Funding, Floating and Selling Your Business Post-COVID
Lord Leigh of Hurley:
After the unprecedented disruption caused by COVID-19, it is critical that businesses are assisted in every way possible to ensure the UK’s economic recovery over the next few years. But at the moment, many entrepreneurs are uncertain about the direction in which they should take their business, fearing that Brexit, elections, and now COVID-19 have caused them to delay and miss listing at the peak of AIM.
In addition to the fear of missing out on the next best opportunity to exit their businesses, owners also have to consider and account for the range of potential effects that could arise from the Government’s ongoing review of CGT – a tax which is currently particularly benign for entrepreneurs. Beyond rescinding Entrepreneurs’ Relief (ER), the Government could equalise the rate of CGT to that of income tax, spelling very bad news for business-owners.
Nevertheless, there are steps business-owners can take to mitigate the impact of any changes to CGT, guard the value of their business and grow it before floating or selling once the pandemic is behind us and recovery is in full swing.
Advice for entrepreneurs in the wake of COVID-19 & CGT reform
Those business-owners looking to raise funds now or sell in the near-future should be aware that institutions, such as private equity houses, are investing selectively in SMEs. And whilst many investors are gravitating towards certain sectors during the pandemic, notably healthcare, they are still generally looking to allocate capital to companies with good profit histories and strong profit potential.
Entrepreneurs therefore need to ensure that profits earned and realised are being recorded in full – and this means they ought to examine their business’s accounting policies, as revenue recognition can make a huge difference to profit and EBITDA. And if you are a business-owner seeking to IPO, then you will want to re-examine your accounting policies to maximise the bottom-line anyway.
Regardless of whether the long-term plan is to float or sell, putting money and experience into a business now is vital, as it will help it to become a better-quality enterprise, making it more likely to attract the necessary investors or buyers later down the line, once current economic conditions have improved.
Entrepreneurs, particularly those running their business for capital, should therefore consider launching investment in order to see the returns in two to three years’ time when the economy has recovered. For those intending to sell, it is critical that they set up management structures that can run the business without the founder – in order to show the business is viable enough to be run independently.
To support these efforts, business-owners should also start writing new business plans, especially if their business is part of a sector badly affected by COVID-19. In particular, entrepreneurs should consider which sectors have the highest multiples and where their business sits relative to those sectors. If necessary, business-owners should then plan to move their business into the higher value sectors to see their multiples increase.
At the same time, business-owners should identify which types of companies are most likely to be purchased at this moment in time. Once identified, they should start pitching their business in-line with these more ‘buyable’ businesses, making their own firms more attractive to purchasers in the process.
Lastly, it is also important that entrepreneurs carefully consider to whom they would like to sell their business. This is because pinpointing the kind of institution, business or individual to whom it would be desirable to sell will improve the chances of a successful transaction. Indeed, entrepreneurs grow understandably attached to their businesses, so identifying the right buyer will help facilitate a smooth selling process.
Are there reasons to be optimistic?
Given the size and scale of the challenges and obstacles in the current business environment, it is easy to feel pessimistic about the road ahead. A number of deals died in March which are simply not going to come back, along with the companies involved in them.
However, a number of businesses are doing well in the current environment, including ones which were not generally expected to do so. This should offer other business-owners in hard-hit sectors some cause for optimism.
To further boost a positive outlook, there is a possibility that the Government will leave CGT unchanged.
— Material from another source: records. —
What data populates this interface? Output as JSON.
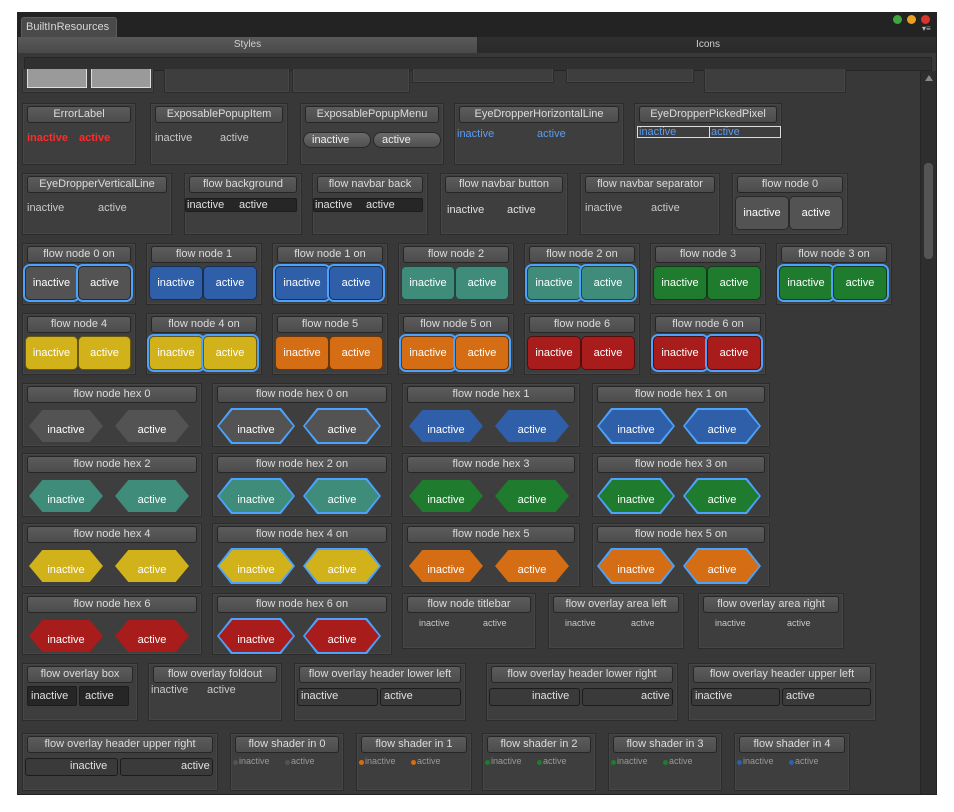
{
  "window": {
    "tab_title": "BuiltInResources"
  },
  "toolbar": {
    "styles_label": "Styles",
    "icons_label": "Icons"
  },
  "colors": {
    "gray": "#535353",
    "blue": "#2f5fa8",
    "teal": "#3f8c7a",
    "green": "#1f7b2e",
    "yellow": "#d2b21a",
    "orange": "#d46d14",
    "red": "#a91c1c",
    "highlight": "#4ba3ff"
  },
  "states": {
    "inactive": "inactive",
    "active": "active"
  },
  "styles": [
    {
      "name": "ErrorLabel",
      "kind": "error"
    },
    {
      "name": "ExposablePopupItem",
      "kind": "text"
    },
    {
      "name": "ExposablePopupMenu",
      "kind": "popup"
    },
    {
      "name": "EyeDropperHorizontalLine",
      "kind": "bluetext"
    },
    {
      "name": "EyeDropperPickedPixel",
      "kind": "bluebox"
    },
    {
      "name": "EyeDropperVerticalLine",
      "kind": "text"
    },
    {
      "name": "flow background",
      "kind": "darkbar"
    },
    {
      "name": "flow navbar back",
      "kind": "darkbar"
    },
    {
      "name": "flow navbar button",
      "kind": "plain"
    },
    {
      "name": "flow navbar separator",
      "kind": "text"
    },
    {
      "name": "flow node 0",
      "kind": "node",
      "color": "gray"
    },
    {
      "name": "flow node 0 on",
      "kind": "node",
      "color": "gray",
      "on": true
    },
    {
      "name": "flow node 1",
      "kind": "node",
      "color": "blue"
    },
    {
      "name": "flow node 1 on",
      "kind": "node",
      "color": "blue",
      "on": true
    },
    {
      "name": "flow node 2",
      "kind": "node",
      "color": "teal"
    },
    {
      "name": "flow node 2 on",
      "kind": "node",
      "color": "teal",
      "on": true
    },
    {
      "name": "flow node 3",
      "kind": "node",
      "color": "green"
    },
    {
      "name": "flow node 3 on",
      "kind": "node",
      "color": "green",
      "on": true
    },
    {
      "name": "flow node 4",
      "kind": "node",
      "color": "yellow"
    },
    {
      "name": "flow node 4 on",
      "kind": "node",
      "color": "yellow",
      "on": true
    },
    {
      "name": "flow node 5",
      "kind": "node",
      "color": "orange"
    },
    {
      "name": "flow node 5 on",
      "kind": "node",
      "color": "orange",
      "on": true
    },
    {
      "name": "flow node 6",
      "kind": "node",
      "color": "red"
    },
    {
      "name": "flow node 6 on",
      "kind": "node",
      "color": "red",
      "on": true
    },
    {
      "name": "flow node hex 0",
      "kind": "hex",
      "color": "gray"
    },
    {
      "name": "flow node hex 0 on",
      "kind": "hex",
      "color": "gray",
      "on": true
    },
    {
      "name": "flow node hex 1",
      "kind": "hex",
      "color": "blue"
    },
    {
      "name": "flow node hex 1 on",
      "kind": "hex",
      "color": "blue",
      "on": true
    },
    {
      "name": "flow node hex 2",
      "kind": "hex",
      "color": "teal"
    },
    {
      "name": "flow node hex 2 on",
      "kind": "hex",
      "color": "teal",
      "on": true
    },
    {
      "name": "flow node hex 3",
      "kind": "hex",
      "color": "green"
    },
    {
      "name": "flow node hex 3 on",
      "kind": "hex",
      "color": "green",
      "on": true
    },
    {
      "name": "flow node hex 4",
      "kind": "hex",
      "color": "yellow"
    },
    {
      "name": "flow node hex 4 on",
      "kind": "hex",
      "color": "yellow",
      "on": true
    },
    {
      "name": "flow node hex 5",
      "kind": "hex",
      "color": "orange"
    },
    {
      "name": "flow node hex 5 on",
      "kind": "hex",
      "color": "orange",
      "on": true
    },
    {
      "name": "flow node hex 6",
      "kind": "hex",
      "color": "red"
    },
    {
      "name": "flow node hex 6 on",
      "kind": "hex",
      "color": "red",
      "on": true
    },
    {
      "name": "flow node titlebar",
      "kind": "small"
    },
    {
      "name": "flow overlay area left",
      "kind": "small"
    },
    {
      "name": "flow overlay area right",
      "kind": "small"
    },
    {
      "name": "flow overlay box",
      "kind": "overlaybox"
    },
    {
      "name": "flow overlay foldout",
      "kind": "foldout"
    },
    {
      "name": "flow overlay header lower left",
      "kind": "header-left"
    },
    {
      "name": "flow overlay header lower right",
      "kind": "header-right"
    },
    {
      "name": "flow overlay header upper left",
      "kind": "header-left"
    },
    {
      "name": "flow overlay header upper right",
      "kind": "header-right"
    },
    {
      "name": "flow shader in 0",
      "kind": "shader",
      "color": "gray"
    },
    {
      "name": "flow shader in 1",
      "kind": "shader",
      "color": "orange"
    },
    {
      "name": "flow shader in 2",
      "kind": "shader",
      "color": "green"
    },
    {
      "name": "flow shader in 3",
      "kind": "shader",
      "color": "green"
    },
    {
      "name": "flow shader in 4",
      "kind": "shader",
      "color": "blue"
    }
  ]
}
To facilitate this, entrepreneurs should put pressure on Parliamentarians by highlighting the problems that tampering with CGT would cause both them and the wider economy.
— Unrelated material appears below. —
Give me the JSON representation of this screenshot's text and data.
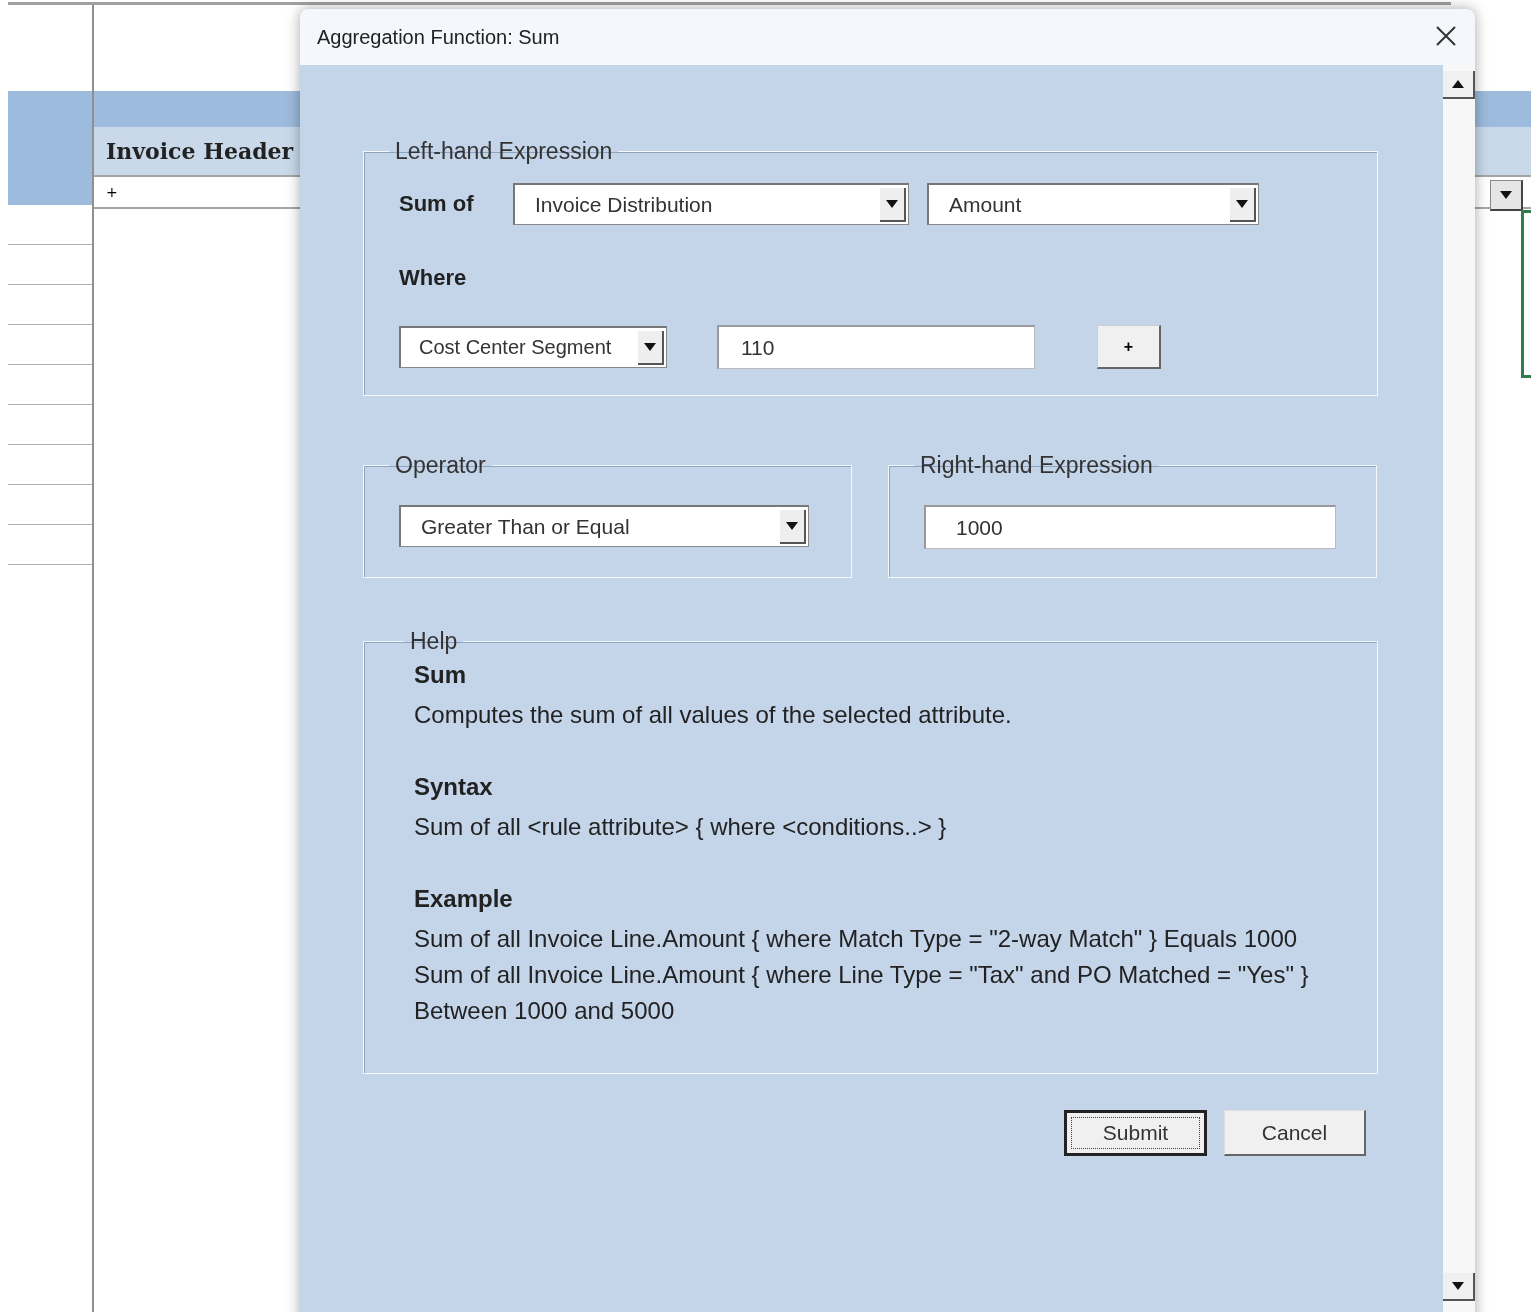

Furthermore, private equity and venture capital companies are sitting on an estimated $1.5 trillion of dry powder and have a strong incentive to invest, since they depend on regularly buying and funding new businesses to deliver value for investors.
Undoubtedly, there has been what some refer to as “a flight to quality” – particularly amongst these private equity and venture capital investors – as no-one wants to buy bad businesses, only good ones. However, if entrepreneurs take the time to reappraise their business and its place within its industry, and obtain the right advice, they should be able to implement a new business plan to capitalise on this trend, helping benefit themselves and the wider economy.